Despite failing to support our ultimate democratic goals, District citizens, as of the June 30, 2012 reports filed with the Federal Election Commission (FEC), donated $366,189 to these 5 members of the House. This means District citizens on average have donated a total of $73,238 per DC suburban House Member. Steny Hoyer, the Democratic Whip in the House, long-time Congressman, and a “NO” vote on the Statehood Bill back in 1993 has received $134,595 from District citizens in individual contributions alone (not PAC money) just this election cycle. We need to really reconsider who we donate to and why we donate to them. The rest of the country understands how to donate in their self-interest and our self-interest should be Statehood yet we’re giving away lots of money to so-called friends who do not support full and complete democracy for the citizens of the District.

In stark contrast, District citizens have donated a total of $475,516 to the 25 House members running for re-election out of the 28 cosponsors to HR 265. That means on average District citizens are averaging $19,021 per DC Statehood Bill cosponsor (about 26% of what we give per DC suburban House member).
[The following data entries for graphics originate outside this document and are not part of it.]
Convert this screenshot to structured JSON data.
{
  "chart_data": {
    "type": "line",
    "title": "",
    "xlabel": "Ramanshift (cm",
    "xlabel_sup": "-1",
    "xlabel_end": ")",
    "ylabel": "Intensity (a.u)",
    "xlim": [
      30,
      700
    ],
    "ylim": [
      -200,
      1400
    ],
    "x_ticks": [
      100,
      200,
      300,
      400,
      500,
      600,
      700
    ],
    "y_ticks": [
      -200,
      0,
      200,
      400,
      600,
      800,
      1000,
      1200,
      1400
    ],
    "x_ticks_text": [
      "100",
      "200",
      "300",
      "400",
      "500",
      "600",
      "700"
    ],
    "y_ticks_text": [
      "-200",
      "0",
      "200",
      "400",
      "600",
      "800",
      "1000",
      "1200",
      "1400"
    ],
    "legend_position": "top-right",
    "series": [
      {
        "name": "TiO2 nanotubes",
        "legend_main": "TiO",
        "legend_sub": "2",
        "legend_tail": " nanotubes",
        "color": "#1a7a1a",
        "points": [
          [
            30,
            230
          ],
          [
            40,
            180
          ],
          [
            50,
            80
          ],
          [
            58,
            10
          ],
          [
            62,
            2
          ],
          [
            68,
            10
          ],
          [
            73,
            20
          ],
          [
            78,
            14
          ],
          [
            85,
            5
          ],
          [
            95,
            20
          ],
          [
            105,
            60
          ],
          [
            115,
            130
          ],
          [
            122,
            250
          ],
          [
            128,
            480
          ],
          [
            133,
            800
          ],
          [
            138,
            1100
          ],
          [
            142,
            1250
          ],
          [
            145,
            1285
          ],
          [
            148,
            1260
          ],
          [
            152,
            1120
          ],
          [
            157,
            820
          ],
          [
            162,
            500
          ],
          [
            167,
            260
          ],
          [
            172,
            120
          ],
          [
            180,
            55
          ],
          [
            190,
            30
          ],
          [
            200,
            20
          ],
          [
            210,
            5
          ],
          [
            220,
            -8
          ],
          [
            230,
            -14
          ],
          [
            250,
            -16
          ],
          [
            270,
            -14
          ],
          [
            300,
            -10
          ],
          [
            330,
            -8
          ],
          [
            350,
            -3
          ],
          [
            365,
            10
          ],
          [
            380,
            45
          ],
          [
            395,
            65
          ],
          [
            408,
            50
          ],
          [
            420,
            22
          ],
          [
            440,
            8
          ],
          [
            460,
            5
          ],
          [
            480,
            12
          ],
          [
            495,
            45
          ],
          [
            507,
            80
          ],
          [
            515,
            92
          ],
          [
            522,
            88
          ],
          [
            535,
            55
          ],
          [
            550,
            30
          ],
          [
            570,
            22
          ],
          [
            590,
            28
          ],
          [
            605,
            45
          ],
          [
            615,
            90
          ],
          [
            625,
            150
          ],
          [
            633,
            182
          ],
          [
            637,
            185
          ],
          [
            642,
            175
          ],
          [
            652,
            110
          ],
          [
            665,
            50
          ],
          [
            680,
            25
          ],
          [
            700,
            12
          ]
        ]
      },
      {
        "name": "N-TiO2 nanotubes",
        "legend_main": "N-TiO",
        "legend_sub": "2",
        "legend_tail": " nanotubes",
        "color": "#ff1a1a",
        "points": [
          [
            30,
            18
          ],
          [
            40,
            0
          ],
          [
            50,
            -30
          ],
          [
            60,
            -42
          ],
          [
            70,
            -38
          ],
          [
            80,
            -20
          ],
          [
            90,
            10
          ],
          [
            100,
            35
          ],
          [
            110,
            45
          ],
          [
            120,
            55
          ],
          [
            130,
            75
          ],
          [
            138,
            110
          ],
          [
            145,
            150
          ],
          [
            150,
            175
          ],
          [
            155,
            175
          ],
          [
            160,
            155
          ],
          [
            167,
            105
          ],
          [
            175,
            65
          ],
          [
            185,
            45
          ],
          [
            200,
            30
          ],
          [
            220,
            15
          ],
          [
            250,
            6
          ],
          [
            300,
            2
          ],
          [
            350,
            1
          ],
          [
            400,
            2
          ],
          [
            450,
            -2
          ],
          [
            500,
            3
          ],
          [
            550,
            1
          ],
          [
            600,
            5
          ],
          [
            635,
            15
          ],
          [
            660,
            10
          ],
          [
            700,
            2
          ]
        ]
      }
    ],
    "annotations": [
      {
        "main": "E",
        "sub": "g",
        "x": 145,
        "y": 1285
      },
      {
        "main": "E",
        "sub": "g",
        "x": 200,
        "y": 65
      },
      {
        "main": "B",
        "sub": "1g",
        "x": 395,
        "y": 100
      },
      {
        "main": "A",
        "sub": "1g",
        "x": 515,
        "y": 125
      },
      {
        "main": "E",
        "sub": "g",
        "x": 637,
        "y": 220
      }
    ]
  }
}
These numbers get even more outrageous if you remove Congressman Conyers and Rangel from the list as they are long-time House members and former Committee Chairman which make them more likely to get big donations (albeit these men deserve our contributions based on their long-time support for DC Statehood). By removing Conyers and Rangel from the DC political contribution equation DC residents give less to the 23 remaining cosponsors of the bill than they do to the 5 members of the DC suburbs who do not even support Statehood and the average contribution drops to $14,937 per candidate (Click Here: dc2012contributions to see the breakdown of candidtates and individual contributions from the FEC reports filed by candidates).

The numbers do not lie, District citizens need to become more thoughtful, proactive, and strategic with how they donate and who they donate to. Sadly, money talks and District citizens have done a poor job of making our money talk for our most special interest: to become full and equal citizens as the 51st state of the Union, New Columbia. While Mark Plotkin is right, there should be a fight about Statehood on the Democratic National Convention floor, District citizens need to start talking with our mouths, our bodies, and our wallets to demonstrate that Statehood is an important issue to 618,000 of us and it should be to our 300 million neighbors and their elected representatives.

It’s time to speak, act, and donate, in a more thoughtful and democratically self-interested manner.